Childhood trauma results in an arrest of affective development
(Shore, 2012)
and interferes with neurological development. It can and does have a profound effect. Consistent fissures or breaks of attachment can be considered potentially traumatic. Very young children are unable to self-regulate, if their primary caregivers are absent, uncaring, cruel or unequipped to meet the developmental and attachment needs of the child, the child is forced to rely on maladaptive protective strategies in order to survive the continuous offence.

Neuroscience informed treatment
The brain develops from the bottom up and trauma affects neurological developmental pathways; trauma treatment requires that clinicians understand the critical milestones of the nature of brain development in order to provide effective therapeutic interventions.

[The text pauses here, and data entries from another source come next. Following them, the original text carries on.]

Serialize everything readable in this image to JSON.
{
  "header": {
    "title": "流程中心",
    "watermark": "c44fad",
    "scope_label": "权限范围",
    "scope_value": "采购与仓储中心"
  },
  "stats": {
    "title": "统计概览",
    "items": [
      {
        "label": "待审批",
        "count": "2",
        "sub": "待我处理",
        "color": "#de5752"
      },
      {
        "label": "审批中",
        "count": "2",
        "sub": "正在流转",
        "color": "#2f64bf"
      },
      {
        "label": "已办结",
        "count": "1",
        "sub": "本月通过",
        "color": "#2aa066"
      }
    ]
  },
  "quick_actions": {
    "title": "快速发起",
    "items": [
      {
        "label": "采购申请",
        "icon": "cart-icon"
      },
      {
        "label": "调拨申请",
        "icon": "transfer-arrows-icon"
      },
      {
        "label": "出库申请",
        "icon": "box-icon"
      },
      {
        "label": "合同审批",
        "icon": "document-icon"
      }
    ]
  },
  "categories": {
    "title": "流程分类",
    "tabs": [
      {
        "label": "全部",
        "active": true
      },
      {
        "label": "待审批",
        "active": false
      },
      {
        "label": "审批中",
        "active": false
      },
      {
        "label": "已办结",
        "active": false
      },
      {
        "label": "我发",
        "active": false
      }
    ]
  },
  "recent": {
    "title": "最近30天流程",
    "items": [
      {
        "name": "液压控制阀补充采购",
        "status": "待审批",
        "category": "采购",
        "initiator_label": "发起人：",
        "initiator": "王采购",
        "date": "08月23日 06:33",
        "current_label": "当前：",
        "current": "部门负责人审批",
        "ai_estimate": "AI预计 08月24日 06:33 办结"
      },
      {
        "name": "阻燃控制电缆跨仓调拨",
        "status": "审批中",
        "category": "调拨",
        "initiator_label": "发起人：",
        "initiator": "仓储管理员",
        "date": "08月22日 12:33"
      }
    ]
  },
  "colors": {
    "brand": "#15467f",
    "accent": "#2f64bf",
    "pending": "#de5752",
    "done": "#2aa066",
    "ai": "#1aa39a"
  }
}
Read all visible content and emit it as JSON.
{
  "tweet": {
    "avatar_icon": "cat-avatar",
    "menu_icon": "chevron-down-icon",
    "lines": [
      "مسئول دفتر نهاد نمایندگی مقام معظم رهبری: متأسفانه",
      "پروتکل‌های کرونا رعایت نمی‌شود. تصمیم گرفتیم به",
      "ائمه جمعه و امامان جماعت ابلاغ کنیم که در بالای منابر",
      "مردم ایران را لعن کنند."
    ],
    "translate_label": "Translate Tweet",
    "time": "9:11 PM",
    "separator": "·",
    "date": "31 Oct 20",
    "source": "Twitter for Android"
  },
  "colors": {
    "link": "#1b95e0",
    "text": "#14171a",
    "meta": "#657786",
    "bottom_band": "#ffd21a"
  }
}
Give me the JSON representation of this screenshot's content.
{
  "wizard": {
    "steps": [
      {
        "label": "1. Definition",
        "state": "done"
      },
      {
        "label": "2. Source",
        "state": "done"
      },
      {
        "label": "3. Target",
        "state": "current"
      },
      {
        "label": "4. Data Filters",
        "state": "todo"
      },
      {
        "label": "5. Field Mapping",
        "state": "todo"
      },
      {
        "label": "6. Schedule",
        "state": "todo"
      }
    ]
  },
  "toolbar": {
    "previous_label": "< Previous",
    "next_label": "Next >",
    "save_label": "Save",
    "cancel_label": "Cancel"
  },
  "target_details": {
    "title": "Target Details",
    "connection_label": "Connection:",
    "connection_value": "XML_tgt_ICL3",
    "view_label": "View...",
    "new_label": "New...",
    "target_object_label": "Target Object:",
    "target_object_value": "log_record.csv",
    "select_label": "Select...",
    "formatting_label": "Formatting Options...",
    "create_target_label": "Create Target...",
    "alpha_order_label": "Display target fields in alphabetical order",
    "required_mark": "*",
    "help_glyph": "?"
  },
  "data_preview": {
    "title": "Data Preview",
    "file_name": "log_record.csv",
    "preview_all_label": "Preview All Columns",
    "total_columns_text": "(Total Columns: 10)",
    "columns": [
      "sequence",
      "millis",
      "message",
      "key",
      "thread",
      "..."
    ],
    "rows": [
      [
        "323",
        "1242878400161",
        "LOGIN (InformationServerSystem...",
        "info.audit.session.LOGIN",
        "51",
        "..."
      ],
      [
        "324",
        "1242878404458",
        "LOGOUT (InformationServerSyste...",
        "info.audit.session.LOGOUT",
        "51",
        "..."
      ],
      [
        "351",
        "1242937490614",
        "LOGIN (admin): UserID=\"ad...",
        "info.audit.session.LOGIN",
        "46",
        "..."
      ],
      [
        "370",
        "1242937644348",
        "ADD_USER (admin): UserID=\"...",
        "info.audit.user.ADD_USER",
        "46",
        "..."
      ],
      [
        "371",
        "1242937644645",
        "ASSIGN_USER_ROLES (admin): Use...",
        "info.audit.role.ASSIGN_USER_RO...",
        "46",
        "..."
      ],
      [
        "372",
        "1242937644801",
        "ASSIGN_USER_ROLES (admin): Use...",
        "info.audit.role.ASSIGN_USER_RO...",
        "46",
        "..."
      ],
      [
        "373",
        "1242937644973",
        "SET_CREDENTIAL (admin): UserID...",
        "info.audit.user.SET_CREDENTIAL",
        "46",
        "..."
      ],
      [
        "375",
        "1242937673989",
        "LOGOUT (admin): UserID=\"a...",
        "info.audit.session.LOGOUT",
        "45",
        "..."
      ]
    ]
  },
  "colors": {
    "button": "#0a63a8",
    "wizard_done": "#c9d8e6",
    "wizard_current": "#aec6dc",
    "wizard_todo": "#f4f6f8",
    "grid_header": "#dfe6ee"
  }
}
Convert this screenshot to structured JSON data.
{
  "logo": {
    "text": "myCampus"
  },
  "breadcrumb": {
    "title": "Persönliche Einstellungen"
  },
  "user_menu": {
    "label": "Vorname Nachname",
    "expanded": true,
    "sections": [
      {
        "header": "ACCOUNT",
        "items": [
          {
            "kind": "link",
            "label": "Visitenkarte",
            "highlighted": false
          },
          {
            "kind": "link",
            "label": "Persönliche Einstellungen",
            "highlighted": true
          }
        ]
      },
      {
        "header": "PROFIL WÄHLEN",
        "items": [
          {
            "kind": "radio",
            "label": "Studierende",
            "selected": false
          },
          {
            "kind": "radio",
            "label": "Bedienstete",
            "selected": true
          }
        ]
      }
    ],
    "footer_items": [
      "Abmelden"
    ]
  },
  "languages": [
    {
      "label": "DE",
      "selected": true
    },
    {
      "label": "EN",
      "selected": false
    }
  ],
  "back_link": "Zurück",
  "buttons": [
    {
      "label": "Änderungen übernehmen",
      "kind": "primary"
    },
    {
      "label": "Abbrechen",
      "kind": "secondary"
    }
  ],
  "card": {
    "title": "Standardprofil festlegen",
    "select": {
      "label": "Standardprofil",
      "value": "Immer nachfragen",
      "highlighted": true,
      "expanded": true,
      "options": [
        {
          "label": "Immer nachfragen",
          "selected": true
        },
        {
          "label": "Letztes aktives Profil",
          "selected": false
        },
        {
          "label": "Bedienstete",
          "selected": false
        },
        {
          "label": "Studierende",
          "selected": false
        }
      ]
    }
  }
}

Understanding the impact is more helpful than knowing the details of the actual trauma(s) (De Bellis, 2001).
Recent developments in neuroscience have challenged and elucidated our understanding of childhood trauma. Trauma during childhood impacts psychobiology and certain areas of the brain such as the prefrontal cortex and frontal lobes, these are the areas of the brain that determine executive functioning (EF). If EF is impacted, it may result in problems with
planning ahead, self-reflection, working memory, concentration and behavioural inhibition” (Music, 2014).
Other important areas of the brain that are affected due to trauma include the limbic system, cerebellum and the corpus callosum. Trauma has been shown to inhibit regulatory processes of the autonomous nervous system, particularly the vagus (vagal tone) and elevated parasympathetic arousal (Porges, 2017). In short, disruptions cause a non-integration of experience meaning a bias on the child’s cerebral operations from the more primitive lower brain regions and
contributes to severe emotional states and may be related to emotional states of ‘immobilisation’ such as extreme terror (Porges, 1997).
Conclusion
In the treatment of childhood trauma, Creative interventions provide for non-linear, non-verbal experiences for the child or adolescent which further encourages lateral and vertical integration, linking the body, limbic region, and cortex in the right hemisphere which thus promotes homeostasis, expression and authenticity.